À quoi nous sert-il de naître ! — Il n’est partout que méchanceté. — Nous pleurons dès notre berceau, — Nous pleurons durant le cours de la vie.

Ai-je vécu sans me lamenter — Une semaine ou même un jour ? — Et cependant la terre est bonne… — Mais l’homme, combien mauvais !

J’ai voyagé dans ma jeunesse, — Et partout je n’ai vu que vilenies. — Et sur mes pas je suis revenu, — Sans la paix et sans le bonheur.

Et me voici maintenant dans ma patrie : — Les campagnes n’ont point change ; — Mais je suis comme un trépassé — Pour mes amis et mes parents.

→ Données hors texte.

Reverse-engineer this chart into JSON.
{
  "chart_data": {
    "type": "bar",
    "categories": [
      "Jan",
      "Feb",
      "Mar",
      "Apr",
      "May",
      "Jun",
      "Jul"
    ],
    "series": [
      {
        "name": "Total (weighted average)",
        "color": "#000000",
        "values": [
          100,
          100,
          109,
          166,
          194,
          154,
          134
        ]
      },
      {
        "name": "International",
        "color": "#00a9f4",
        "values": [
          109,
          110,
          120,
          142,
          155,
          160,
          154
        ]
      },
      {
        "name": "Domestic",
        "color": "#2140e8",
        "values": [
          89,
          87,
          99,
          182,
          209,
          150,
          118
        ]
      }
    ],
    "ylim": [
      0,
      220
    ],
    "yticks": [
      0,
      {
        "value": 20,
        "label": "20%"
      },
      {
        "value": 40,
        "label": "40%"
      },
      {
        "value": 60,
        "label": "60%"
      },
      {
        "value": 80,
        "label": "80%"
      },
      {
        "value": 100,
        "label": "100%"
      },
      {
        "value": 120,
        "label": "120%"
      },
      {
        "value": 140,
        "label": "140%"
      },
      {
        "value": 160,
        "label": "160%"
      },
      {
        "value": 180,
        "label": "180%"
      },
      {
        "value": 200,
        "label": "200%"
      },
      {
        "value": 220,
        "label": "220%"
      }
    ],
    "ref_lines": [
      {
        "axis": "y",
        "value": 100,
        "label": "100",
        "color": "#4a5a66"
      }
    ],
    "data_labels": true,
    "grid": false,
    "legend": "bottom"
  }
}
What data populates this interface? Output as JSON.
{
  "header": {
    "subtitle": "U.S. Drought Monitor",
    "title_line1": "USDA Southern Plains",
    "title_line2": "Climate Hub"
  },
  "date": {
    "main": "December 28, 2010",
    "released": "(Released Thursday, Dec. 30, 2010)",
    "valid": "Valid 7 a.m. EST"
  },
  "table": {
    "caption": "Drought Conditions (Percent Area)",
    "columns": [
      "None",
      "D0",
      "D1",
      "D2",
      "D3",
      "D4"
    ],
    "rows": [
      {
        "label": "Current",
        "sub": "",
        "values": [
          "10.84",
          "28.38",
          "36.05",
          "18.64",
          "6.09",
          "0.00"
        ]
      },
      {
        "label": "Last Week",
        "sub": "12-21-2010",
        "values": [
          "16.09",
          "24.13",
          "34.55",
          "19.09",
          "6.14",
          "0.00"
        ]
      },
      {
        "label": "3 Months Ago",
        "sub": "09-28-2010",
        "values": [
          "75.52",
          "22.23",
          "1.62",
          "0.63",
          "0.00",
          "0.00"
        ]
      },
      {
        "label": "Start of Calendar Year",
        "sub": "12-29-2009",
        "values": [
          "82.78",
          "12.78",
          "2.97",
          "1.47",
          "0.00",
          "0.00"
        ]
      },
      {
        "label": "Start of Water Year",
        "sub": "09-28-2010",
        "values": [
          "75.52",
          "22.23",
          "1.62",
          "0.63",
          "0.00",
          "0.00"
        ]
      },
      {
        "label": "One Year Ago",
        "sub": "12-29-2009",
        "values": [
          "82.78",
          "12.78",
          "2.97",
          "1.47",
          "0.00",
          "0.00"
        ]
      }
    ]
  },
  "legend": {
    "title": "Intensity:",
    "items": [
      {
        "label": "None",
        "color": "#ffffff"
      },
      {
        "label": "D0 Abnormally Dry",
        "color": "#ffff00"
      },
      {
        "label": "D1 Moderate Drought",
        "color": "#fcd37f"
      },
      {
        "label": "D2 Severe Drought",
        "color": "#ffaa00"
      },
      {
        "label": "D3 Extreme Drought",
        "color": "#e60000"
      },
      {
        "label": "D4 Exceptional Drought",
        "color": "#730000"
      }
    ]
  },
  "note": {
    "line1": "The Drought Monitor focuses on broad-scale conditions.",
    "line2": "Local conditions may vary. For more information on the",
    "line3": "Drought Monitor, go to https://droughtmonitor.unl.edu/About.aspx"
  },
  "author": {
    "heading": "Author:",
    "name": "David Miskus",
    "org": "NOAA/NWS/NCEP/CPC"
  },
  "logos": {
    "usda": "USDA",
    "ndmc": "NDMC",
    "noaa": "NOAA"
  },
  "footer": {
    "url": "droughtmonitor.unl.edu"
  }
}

Ils ne pénètrent plus mon esprit, — Ils se montrent sourds à ma voix ; — Leurs yeux sont scellés, — Quand les miens sont noyés de larmes.

Oh ! s’il y avait encore pour moi — Une parcelle de terre oubliée, — Un îlot sur la mer profonde — Pour étendre mon corps exténué !

Un coin, une île inhabitée, — Mesurée à ma stricte grandeur, — Où jamais ne viendrait le bruit — De ce qui se passe sur terre !

Mais, hélas ! en ces temps nouveaux, — Il n’est plus pour moi de retraite : — Sur le rivage de la mer, dans les bois sauvages, — Partout me suivra le méchant.

Sur quels chemins m’en aller maintenant, — Quand je vois venir la vieillesse, — N’ayant frère pour me soutenir, — Ni enfant pour me consoler !

Oh ! l’immense, l’immense tristesse ! — Ma tête s’affaisse sur mes genoux… — Je suis vaincu par le chagrin… — J’ai tranché les cordes de ma harpe…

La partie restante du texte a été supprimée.